Information Technology

One on One with Accenture's Robert Wollan

Accenture recently conducted its ninth annual Global Consumer Pulse Survey. This year’s survey took a close look at the impact of customers switching providers, which leaves a potential $1.3 trillion in revenue on the table, essentially up for grabs to whichever company can woo them away.

Joe Kornik | November 18, 2013

Robert Wollan Accenture recently conducted its ninth annual Global Consumer Pulse Survey, which covers 12,800 customers in 32 countries across 10 industries. This year's survey took a close look at the impact of customers switching providers, which leaves a potential $1.3 trillion (with a T) in revenue on the table, essentially up for grabs to whichever company can woo them away. While this may sound like customers are wishy-washy or inherently disloyal, Wollan says in fact customers are learning to be disloyal by repeated failures by service providers to anticipate their changing needs and the inability to solve "old school" customer service problems.

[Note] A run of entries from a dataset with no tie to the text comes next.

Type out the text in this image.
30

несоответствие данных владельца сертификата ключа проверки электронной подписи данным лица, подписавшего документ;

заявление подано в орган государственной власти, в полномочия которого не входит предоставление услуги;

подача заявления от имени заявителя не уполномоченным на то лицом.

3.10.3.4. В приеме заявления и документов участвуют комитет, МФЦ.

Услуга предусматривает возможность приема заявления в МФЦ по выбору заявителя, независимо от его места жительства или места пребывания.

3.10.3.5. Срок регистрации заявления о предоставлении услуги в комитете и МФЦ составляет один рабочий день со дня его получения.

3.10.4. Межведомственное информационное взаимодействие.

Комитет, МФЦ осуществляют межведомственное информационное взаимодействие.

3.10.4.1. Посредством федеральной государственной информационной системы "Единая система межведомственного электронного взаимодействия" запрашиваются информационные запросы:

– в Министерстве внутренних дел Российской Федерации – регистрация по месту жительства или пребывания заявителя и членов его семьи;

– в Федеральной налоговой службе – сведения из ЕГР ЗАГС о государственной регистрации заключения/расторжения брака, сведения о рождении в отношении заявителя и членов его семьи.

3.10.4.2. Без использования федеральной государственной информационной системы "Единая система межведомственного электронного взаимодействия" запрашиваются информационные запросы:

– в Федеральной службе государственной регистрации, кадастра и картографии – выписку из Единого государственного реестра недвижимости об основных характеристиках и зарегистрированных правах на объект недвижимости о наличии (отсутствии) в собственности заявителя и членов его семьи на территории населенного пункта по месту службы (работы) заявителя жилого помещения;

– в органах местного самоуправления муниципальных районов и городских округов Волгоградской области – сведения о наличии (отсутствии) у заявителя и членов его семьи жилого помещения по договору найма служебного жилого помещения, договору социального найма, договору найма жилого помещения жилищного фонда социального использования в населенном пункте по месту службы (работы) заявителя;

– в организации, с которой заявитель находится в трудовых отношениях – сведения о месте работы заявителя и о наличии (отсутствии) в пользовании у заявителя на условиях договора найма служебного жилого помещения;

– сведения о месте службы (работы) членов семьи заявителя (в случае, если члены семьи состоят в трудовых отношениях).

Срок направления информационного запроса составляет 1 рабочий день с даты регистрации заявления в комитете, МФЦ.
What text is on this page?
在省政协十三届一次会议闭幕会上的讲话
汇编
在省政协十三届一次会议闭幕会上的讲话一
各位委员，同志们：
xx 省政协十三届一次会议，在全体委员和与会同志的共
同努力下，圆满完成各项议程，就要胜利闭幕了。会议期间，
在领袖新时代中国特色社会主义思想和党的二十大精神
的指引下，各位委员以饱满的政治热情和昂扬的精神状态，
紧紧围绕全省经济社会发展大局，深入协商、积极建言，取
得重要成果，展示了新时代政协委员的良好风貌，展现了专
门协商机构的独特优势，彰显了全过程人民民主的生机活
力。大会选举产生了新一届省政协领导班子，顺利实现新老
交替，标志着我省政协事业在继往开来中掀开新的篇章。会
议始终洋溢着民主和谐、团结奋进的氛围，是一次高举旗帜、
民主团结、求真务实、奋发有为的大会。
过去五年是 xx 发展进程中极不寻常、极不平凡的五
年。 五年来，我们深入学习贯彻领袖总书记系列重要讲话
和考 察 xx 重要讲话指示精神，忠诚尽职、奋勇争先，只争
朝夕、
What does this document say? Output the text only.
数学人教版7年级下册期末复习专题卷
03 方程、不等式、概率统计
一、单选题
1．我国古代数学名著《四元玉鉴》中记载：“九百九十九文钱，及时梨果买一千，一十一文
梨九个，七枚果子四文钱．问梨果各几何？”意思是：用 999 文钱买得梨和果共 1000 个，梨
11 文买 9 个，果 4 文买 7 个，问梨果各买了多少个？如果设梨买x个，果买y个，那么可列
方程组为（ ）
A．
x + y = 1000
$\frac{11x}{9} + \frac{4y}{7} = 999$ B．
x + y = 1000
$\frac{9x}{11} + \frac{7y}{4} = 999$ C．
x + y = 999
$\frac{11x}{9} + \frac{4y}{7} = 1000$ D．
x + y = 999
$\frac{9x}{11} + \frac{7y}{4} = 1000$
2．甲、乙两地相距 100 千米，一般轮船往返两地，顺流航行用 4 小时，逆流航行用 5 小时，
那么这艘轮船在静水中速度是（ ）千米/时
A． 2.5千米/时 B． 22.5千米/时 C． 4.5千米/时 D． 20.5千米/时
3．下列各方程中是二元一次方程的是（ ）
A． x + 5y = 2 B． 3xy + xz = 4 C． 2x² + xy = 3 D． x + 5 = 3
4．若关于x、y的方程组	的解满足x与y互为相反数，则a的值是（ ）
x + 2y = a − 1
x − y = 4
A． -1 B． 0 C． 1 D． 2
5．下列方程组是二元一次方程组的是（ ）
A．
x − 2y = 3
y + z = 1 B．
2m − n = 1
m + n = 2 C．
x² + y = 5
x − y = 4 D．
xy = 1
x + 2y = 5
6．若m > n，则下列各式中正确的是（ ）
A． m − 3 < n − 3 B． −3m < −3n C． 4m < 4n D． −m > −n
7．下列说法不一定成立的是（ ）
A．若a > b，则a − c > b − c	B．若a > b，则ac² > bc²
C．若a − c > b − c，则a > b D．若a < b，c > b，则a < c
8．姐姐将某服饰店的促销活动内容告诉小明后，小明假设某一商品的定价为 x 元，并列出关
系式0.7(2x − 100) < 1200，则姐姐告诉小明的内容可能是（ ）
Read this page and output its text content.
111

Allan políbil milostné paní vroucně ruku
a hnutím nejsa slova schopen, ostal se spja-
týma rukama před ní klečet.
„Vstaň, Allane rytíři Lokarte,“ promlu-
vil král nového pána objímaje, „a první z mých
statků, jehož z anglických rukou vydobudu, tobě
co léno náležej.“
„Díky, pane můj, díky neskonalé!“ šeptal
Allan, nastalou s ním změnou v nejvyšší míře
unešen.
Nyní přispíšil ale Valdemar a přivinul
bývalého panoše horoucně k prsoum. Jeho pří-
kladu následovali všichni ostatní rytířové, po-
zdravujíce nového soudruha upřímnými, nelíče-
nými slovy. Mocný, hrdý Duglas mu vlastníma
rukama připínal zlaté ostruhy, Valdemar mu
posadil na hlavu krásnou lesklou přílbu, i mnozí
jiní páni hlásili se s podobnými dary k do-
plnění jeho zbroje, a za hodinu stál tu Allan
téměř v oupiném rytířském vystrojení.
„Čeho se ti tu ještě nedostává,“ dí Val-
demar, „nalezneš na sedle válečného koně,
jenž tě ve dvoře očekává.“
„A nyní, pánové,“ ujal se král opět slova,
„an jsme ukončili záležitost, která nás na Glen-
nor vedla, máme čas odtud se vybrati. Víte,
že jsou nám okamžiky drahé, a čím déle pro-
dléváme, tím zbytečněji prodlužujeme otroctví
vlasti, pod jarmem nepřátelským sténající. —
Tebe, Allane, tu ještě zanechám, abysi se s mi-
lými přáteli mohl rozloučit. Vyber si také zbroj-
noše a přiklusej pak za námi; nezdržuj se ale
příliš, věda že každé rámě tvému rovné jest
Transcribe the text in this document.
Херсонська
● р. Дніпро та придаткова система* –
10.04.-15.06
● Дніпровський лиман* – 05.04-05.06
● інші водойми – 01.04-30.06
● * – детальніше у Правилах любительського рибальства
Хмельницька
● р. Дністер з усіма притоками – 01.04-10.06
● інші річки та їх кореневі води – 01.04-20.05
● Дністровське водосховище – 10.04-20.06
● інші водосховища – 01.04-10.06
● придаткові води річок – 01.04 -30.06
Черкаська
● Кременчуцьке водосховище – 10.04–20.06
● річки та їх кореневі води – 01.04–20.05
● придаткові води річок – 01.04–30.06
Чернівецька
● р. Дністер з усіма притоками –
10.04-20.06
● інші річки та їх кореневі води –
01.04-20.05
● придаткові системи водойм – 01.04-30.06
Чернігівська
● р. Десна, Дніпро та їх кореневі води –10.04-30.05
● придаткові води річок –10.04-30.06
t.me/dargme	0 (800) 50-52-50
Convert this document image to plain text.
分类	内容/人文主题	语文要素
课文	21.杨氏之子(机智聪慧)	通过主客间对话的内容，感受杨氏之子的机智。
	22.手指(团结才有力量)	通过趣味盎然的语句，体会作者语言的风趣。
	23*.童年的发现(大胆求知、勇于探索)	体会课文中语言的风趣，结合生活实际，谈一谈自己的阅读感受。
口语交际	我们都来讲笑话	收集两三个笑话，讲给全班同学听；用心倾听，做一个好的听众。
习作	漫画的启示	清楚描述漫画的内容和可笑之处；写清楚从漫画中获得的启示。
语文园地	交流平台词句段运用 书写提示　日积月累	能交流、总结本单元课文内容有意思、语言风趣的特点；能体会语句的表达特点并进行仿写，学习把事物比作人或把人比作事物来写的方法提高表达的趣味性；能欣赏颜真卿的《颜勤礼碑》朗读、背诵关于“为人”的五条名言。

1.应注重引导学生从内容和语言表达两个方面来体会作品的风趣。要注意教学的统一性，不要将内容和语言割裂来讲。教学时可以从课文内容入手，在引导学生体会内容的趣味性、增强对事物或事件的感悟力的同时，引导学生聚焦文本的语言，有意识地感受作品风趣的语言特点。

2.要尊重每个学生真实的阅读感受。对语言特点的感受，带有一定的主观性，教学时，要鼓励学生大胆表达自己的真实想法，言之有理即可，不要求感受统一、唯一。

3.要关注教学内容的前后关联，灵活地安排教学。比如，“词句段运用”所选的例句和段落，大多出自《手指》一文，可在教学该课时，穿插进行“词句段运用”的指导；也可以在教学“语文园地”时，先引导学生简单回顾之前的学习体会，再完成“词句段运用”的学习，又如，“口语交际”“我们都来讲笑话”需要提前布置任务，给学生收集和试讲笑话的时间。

Accenture Sales & Customer Services global managing director Robert Wollan shared his insights on this year's survey and the root causes of this "switching economy".

Consulting: How would you characterize consumers' attitudes towards the current level of service they receive?

Wollan: It would be easy to say customers are fickle. That they're switching more regularly, and that they're almost a disconnected or disloyal base. But the real answer looking across industries and geographies is a very different picture. You see a picture of a customer who frankly wants to stay. Some 82 percent of customers say a company could have done something to keep them. They want to stay. They objections they're raising are outdated issues we should have solved years ago. So we're training customers to be disloyal. Training them to switch slowly but surely over time as opposed to finding a customer that wants to stay loyal, wants consistency of execution and wants capabilities that matter to them more broadly. Consulting: How has customer behavior changed?